La Textura de la Nada (texto plano)
El problema, para empezar, no era el texto. El problema era la expectativa de que el texto fuera algo más. Me pasaba las horas, las tardes enteras, sentado frente al monitor, y allí estaba: la inmutable e impasible blancura de la pantalla, salpicada por esos caracteres grises que se alineaban como soldados en un desfile sin destino. Texto Plano. Qué concepto.
El nombre ya era una burla. Plano. Como si el mundo no fuera ya lo bastante plano, chato, como la suela de un zapato gastado. Uno buscaba, con una desesperación que se tornaba, poco a poco, en abulia, algún relieve, alguna hendidura, un miserable promontorio donde apoyar el alma. Pero no. El texto plano ofrecía la promesa de la desnudez total, del significado sin adornos. Y eso, justamente eso, era lo que me descolocaba.
Yo sabía, por supuesto, que había otros formatos. El enriquecido, el que se vestía de gala con negritas, cursivas, esas bastardillas traicioneras que parecían susurrar algo importante sin llegar a decirlo nunca. Pero el texto plano... el texto plano era como mirarse en el espejo a las tres de la mañana, sin luz, sin afeitar, sin esperanzas de que, de repente, una epifanía mística te convirtiera en otra persona.
Me obsesionaba la pura literalidad. Cada letra, ocupando su espacio, equidistante de la anterior, indiferente a su vecina. La "a" no era más que una "a". La "z" era, fatalmente, una "z". No había, en el texto plano, lugar para la ironía tipográfica, para la alusión visual. Y sin embargo, tenía la certeza –una certeza húmeda, molesta, como tener un calcetín mojado todo el día– de que allí, en esa ausencia de vestimenta, se escondía la verdad. La jodida y escurridiza Verdad.
Mi mujer, que tiene la admirable costumbre de no preguntar nunca nada, me observaba de reojo. Ella cree que trabajo, que estoy escribiendo algo esencial. Y yo estoy, en efecto, esencialmente ocupado: ocupado en el sutil ejercicio de no caer en la tentación del formato.
A veces, para comprobar la pureza del asunto, copiaba un párrafo, cualquier cosa, una receta de budín de pan, y lo pegaba en la consola, donde no hay escape. Donde el texto se revela en su forma más brutal y austera. Y ahí lo veía:
azucar. 300 gramos. leche. 500 cc. pan duro. el que encuentres.
El pan duro. El que encuentres. Incluso en la sencillez de una lista de supermercado, el texto plano lograba una resonancia metafísica. ¿Qué tipo de pan duro debía ser? ¿El pan duro del fracaso? ¿El pan duro de los sueños postergados? La ausencia de una fuente atractiva, de una justificación seductora, convertía la receta en un enigma existencial. El texto enriquecido habría resuelto el dilema con una nota al pie: (use pan francés). Pero el texto plano me dejaba solo, a la intemperie, con la insoportable responsabilidad de elegir mi propio pan duro.

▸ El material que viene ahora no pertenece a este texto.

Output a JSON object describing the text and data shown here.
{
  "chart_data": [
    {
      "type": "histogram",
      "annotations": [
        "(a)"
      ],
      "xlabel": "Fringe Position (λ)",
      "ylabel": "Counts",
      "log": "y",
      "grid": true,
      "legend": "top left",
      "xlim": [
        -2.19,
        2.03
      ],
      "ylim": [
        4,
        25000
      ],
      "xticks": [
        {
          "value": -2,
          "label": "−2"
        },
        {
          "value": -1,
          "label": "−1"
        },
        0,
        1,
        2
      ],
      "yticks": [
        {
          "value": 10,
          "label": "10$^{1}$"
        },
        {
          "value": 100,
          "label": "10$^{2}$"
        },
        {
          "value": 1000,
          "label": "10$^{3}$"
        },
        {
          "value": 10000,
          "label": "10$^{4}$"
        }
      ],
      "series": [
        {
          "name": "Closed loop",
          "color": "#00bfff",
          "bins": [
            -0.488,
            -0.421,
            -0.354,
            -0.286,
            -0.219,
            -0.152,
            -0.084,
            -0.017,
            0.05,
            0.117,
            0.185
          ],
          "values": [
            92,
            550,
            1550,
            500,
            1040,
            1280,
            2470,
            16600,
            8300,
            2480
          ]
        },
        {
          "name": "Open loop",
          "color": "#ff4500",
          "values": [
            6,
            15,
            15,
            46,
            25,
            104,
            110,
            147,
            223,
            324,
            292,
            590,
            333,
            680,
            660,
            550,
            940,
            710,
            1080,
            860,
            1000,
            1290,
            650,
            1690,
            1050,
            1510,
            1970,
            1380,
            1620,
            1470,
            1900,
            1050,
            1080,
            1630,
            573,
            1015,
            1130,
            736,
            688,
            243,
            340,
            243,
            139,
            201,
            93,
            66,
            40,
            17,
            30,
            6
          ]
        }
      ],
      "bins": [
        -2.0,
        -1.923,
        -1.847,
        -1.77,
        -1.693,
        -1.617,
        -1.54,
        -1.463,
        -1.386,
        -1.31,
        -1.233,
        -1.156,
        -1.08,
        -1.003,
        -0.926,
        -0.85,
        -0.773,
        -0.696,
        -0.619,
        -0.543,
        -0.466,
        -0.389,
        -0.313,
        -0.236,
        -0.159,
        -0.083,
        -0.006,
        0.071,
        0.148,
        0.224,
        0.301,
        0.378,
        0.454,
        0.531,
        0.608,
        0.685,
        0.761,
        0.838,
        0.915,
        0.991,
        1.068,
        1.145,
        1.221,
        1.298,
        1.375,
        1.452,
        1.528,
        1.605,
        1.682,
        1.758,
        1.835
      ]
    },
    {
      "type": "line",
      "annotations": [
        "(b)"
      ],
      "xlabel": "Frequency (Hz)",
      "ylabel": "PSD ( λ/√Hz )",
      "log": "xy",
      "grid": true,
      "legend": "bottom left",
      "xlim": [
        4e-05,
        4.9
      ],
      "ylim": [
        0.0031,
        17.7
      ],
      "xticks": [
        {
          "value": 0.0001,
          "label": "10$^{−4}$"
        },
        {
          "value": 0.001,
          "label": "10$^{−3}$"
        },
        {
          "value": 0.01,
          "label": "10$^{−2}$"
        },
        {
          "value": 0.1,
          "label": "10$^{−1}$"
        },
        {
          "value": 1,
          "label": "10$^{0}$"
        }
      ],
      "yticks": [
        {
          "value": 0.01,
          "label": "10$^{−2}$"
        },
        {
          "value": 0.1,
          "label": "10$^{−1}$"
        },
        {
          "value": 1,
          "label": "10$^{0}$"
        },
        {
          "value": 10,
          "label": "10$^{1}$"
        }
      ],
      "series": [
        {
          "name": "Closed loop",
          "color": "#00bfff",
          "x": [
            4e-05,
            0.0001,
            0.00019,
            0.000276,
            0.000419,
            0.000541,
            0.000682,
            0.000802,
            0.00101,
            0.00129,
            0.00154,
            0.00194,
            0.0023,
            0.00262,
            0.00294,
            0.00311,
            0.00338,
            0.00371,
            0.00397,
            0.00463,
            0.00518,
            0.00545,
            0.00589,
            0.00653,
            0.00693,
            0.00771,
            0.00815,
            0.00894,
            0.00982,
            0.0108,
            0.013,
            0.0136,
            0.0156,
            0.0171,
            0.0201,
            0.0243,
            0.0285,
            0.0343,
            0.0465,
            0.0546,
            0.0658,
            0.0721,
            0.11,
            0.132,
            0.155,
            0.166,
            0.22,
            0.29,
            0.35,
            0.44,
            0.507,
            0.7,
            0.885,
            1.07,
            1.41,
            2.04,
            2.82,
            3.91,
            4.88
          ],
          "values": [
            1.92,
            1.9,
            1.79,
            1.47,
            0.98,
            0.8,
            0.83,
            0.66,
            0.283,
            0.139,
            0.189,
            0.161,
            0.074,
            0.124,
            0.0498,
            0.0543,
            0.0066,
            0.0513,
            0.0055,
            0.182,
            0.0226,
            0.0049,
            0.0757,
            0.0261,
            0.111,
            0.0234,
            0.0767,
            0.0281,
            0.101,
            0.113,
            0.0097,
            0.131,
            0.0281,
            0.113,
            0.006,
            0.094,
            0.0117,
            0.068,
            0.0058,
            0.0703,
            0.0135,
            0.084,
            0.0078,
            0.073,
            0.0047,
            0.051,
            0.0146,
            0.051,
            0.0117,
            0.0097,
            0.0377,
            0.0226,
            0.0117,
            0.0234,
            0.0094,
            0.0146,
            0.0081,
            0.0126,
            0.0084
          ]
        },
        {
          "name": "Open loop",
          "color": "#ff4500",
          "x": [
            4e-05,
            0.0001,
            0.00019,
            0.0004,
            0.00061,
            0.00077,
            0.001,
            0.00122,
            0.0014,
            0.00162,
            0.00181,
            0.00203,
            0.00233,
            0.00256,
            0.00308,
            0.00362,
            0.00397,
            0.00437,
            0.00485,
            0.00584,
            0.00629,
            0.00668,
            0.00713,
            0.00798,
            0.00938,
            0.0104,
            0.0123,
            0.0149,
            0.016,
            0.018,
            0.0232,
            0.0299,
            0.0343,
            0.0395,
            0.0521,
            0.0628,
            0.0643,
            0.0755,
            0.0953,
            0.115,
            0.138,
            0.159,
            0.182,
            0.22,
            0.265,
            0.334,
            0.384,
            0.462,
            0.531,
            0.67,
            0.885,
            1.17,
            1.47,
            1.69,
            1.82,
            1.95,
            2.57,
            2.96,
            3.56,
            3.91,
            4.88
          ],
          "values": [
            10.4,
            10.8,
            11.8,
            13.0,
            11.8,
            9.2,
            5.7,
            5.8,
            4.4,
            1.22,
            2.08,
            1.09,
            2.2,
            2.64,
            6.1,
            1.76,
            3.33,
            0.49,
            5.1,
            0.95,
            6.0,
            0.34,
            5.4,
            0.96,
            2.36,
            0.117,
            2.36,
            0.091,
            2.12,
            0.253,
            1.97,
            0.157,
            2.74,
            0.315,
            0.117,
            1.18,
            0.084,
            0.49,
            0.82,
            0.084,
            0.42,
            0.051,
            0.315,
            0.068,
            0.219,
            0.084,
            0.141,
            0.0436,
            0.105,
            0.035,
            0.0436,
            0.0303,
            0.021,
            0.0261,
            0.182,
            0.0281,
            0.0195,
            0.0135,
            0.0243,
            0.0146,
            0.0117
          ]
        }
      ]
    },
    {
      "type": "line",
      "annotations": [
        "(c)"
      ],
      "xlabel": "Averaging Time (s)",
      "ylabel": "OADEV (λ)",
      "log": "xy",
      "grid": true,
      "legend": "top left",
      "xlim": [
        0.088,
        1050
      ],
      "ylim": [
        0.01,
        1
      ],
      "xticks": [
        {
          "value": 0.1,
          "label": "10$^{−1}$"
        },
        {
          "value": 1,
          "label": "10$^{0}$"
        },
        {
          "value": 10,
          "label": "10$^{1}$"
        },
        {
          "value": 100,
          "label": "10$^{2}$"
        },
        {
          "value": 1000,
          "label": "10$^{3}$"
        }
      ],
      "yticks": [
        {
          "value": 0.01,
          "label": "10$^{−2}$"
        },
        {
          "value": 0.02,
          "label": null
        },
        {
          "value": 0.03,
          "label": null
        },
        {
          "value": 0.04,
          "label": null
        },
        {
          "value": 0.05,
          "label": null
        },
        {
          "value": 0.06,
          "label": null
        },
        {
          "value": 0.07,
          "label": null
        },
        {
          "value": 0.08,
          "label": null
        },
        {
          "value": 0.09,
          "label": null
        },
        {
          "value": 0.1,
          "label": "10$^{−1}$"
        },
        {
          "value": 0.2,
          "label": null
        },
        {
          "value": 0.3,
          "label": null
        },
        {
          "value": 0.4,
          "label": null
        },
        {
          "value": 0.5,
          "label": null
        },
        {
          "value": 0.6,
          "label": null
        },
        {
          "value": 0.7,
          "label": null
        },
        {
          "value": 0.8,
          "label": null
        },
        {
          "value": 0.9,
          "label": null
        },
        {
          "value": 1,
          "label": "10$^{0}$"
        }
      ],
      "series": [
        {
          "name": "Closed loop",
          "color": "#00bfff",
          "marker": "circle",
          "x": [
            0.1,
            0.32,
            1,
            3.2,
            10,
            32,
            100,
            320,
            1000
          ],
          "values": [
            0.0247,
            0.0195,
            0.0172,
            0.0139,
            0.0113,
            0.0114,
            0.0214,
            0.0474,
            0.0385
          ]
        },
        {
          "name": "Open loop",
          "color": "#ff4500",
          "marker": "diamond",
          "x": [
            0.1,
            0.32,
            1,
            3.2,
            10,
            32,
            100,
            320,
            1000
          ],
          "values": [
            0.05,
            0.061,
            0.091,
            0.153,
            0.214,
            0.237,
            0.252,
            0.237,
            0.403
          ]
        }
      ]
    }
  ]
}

Esta incapacidad de tomar una decisión trivial, magnificada por la indiferencia del texto, me sumía en un estado de placidez neurótica. Si no podía distinguir la tipografía, tal vez tampoco podía distinguir la realidad. Y si la realidad no era más que texto plano, entonces todo era igualmente importante, o, lo que era más probable, igualmente irrelevante.
Así pasé el mes. Dejando el cursor parpadeando sobre la última línea.
todo. es. texto. plano. un. vasto. campo. de. minas. sin. estallido.
Y al fin, después de un esfuerzo mental comparable a levantar un piano con los párpados, tuve una pequeña, minúscula certeza, algo apenas perceptible, como el olor a humedad en un día seco. El Texto Plano no era la ausencia de estilo. Era, en realidad, el estilo más exasperante, el que te obligaba a buscar el matiz en el hueco de la nada. Era el estilo del fracaso que se complace en su propia esterilidad. Y por eso, por esa honestidad terminal, sentí un afecto melancólico por esos caracteres grises. Un afecto que, sospecho, me durará hasta que se me acaben los cigarrillos o, lo que es lo mismo, la vida.
Apagué el monitor. Me dolía un poco la espalda. El texto plano se había ido, pero el enigma, claro está, seguía allí. Me levanté. El pan duro seguía esperándome en la cocina. El que encontrara. Era, me di cuenta, una especie de tarea. Y no se podía postergar indefinidamente una tarea. Ni siquiera una tarea en texto plano.